Michael Cocchiarale
All I Am Is Nine

In the dead grass by the street was a hole with broken pipes and water. Small soldiers on the lump of dirt the men scooped out were climbing down to kill.

Get away, mom said from the porch. You're too close to the road. Something bad will happen.

Her arms were crossed. She looked like something bad already happened, like how she mostly looked before dad would say, you take your pills? He'd put his hands up on his head and say, What we throwing money down the drain for if you're not?

Now, she said, slapping her gown. It looked like a sheet they pull over bodies on the local news.

I marched my soldiers down the hill. They were closer to the enemies. Dirt and pebbles crumbled down on plastic houses. People eyes looked out the windows, watching all the scary holes of the guns.

A big loud car made me look up at the street. I saw a flashing bumper, and a long black cat creeping. The cat froze. My mother screamed. The loud car drove over it, and, like magic, the cat came out again. But mom's scream kept going down the stairs and through my ears, and the cat started hopping like a frog or kangaroo. He looked at me with huge green forced out eyes.

Then the cat started coughing, like there was something in his throat and it turned out to be blood — blood and whatever else is red like guts. He laid down, jerked like a puppet, then just like that he didn't move at all. The mouth stayed open, like mom when the phone rang at night and she jumped up, holding her hands together and saying, that's bad news, I just know it. The scream was gone and so was mom. My soldiers stood on the hill, their guns ready to shoot. They were waiting for me to say the word. The people in the houses were waiting to die.

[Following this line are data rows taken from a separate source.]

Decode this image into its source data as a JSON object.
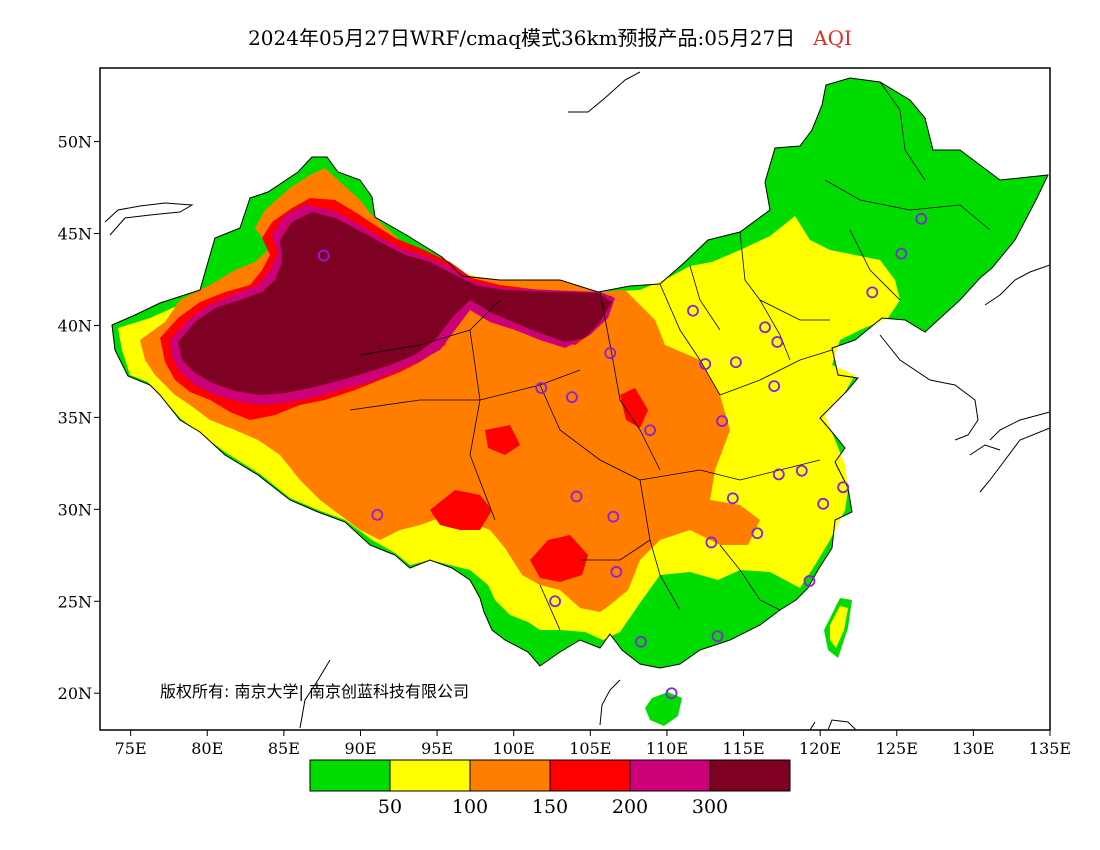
{
  "title": {
    "main": "2024年05月27日WRF/cmaq模式36km预报产品:05月27日",
    "variable": "AQI"
  },
  "colors": {
    "good": "#00dc00",
    "moderate": "#ffff00",
    "usg": "#ff7e00",
    "unhealthy": "#ff0000",
    "very_unhealthy": "#cc0077",
    "hazardous": "#7e0023",
    "station": "#8822dd",
    "border": "#000000"
  },
  "axes": {
    "x_ticks": [
      "75E",
      "80E",
      "85E",
      "90E",
      "95E",
      "100E",
      "105E",
      "110E",
      "115E",
      "120E",
      "125E",
      "130E",
      "135E"
    ],
    "y_ticks": [
      "20N",
      "25N",
      "30N",
      "35N",
      "40N",
      "45N",
      "50N"
    ]
  },
  "colorbar": {
    "labels": [
      "50",
      "100",
      "150",
      "200",
      "300"
    ]
  },
  "copyright": "版权所有: 南京大学| 南京创蓝科技有限公司",
  "chart_data": {
    "type": "heatmap",
    "title": "2024年05月27日WRF/cmaq模式36km预报产品:05月27日 AQI",
    "x_range": [
      73,
      135
    ],
    "y_range": [
      18,
      54
    ],
    "x_ticks": [
      75,
      80,
      85,
      90,
      95,
      100,
      105,
      110,
      115,
      120,
      125,
      130,
      135
    ],
    "y_ticks": [
      20,
      25,
      30,
      35,
      40,
      45,
      50
    ],
    "levels": [
      50,
      100,
      150,
      200,
      300
    ],
    "level_colors": [
      "#00dc00",
      "#ffff00",
      "#ff7e00",
      "#ff0000",
      "#cc0077",
      "#7e0023"
    ],
    "stations": [
      [
        87.6,
        43.8
      ],
      [
        91.1,
        29.7
      ],
      [
        101.8,
        36.6
      ],
      [
        103.8,
        36.1
      ],
      [
        106.3,
        38.5
      ],
      [
        104.1,
        30.7
      ],
      [
        106.5,
        29.6
      ],
      [
        106.7,
        26.6
      ],
      [
        102.7,
        25.0
      ],
      [
        108.3,
        22.8
      ],
      [
        110.3,
        20.0
      ],
      [
        113.3,
        23.1
      ],
      [
        108.9,
        34.3
      ],
      [
        112.5,
        37.9
      ],
      [
        111.7,
        40.8
      ],
      [
        114.5,
        38.0
      ],
      [
        116.4,
        39.9
      ],
      [
        117.2,
        39.1
      ],
      [
        117.0,
        36.7
      ],
      [
        113.6,
        34.8
      ],
      [
        114.3,
        30.6
      ],
      [
        112.9,
        28.2
      ],
      [
        115.9,
        28.7
      ],
      [
        117.3,
        31.9
      ],
      [
        118.8,
        32.1
      ],
      [
        120.2,
        30.3
      ],
      [
        121.5,
        31.2
      ],
      [
        119.3,
        26.1
      ],
      [
        123.4,
        41.8
      ],
      [
        125.3,
        43.9
      ],
      [
        126.6,
        45.8
      ]
    ]
  }
}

The Darden twins came running. Andy clapped his hands and said, cool man look at that!

I ran inside the house and called mom's name again and again. The sun suddenly went away and the living room was like a turned off TV screen.

She was in the backroom with no windows. She was rocking in her broken chair, eyes running out of her face. Dad had his hands on his head and said you stop this now or I'll take you back.

Oh you'd love that, wouldn't you? She said. You'd love to just put me in that hole and find some other—

Dad raised a hand and said stop now or else.

I went away, back through the shadows of the house, outside into clouds.  

Jason Darden poked the cat with a twisted stick.  

Put it down his mouth, Andy said.

Jason tapped the stick against its teeth. Open wide, he said.

Andy hit his brother. Put it in its butt. That's even better!

I left my soldiers on the hill. I left the enemies in their houses, alive. I climbed into the hole. The men would be coming soon to work. Brown water came through the tiny eyes of my shoes.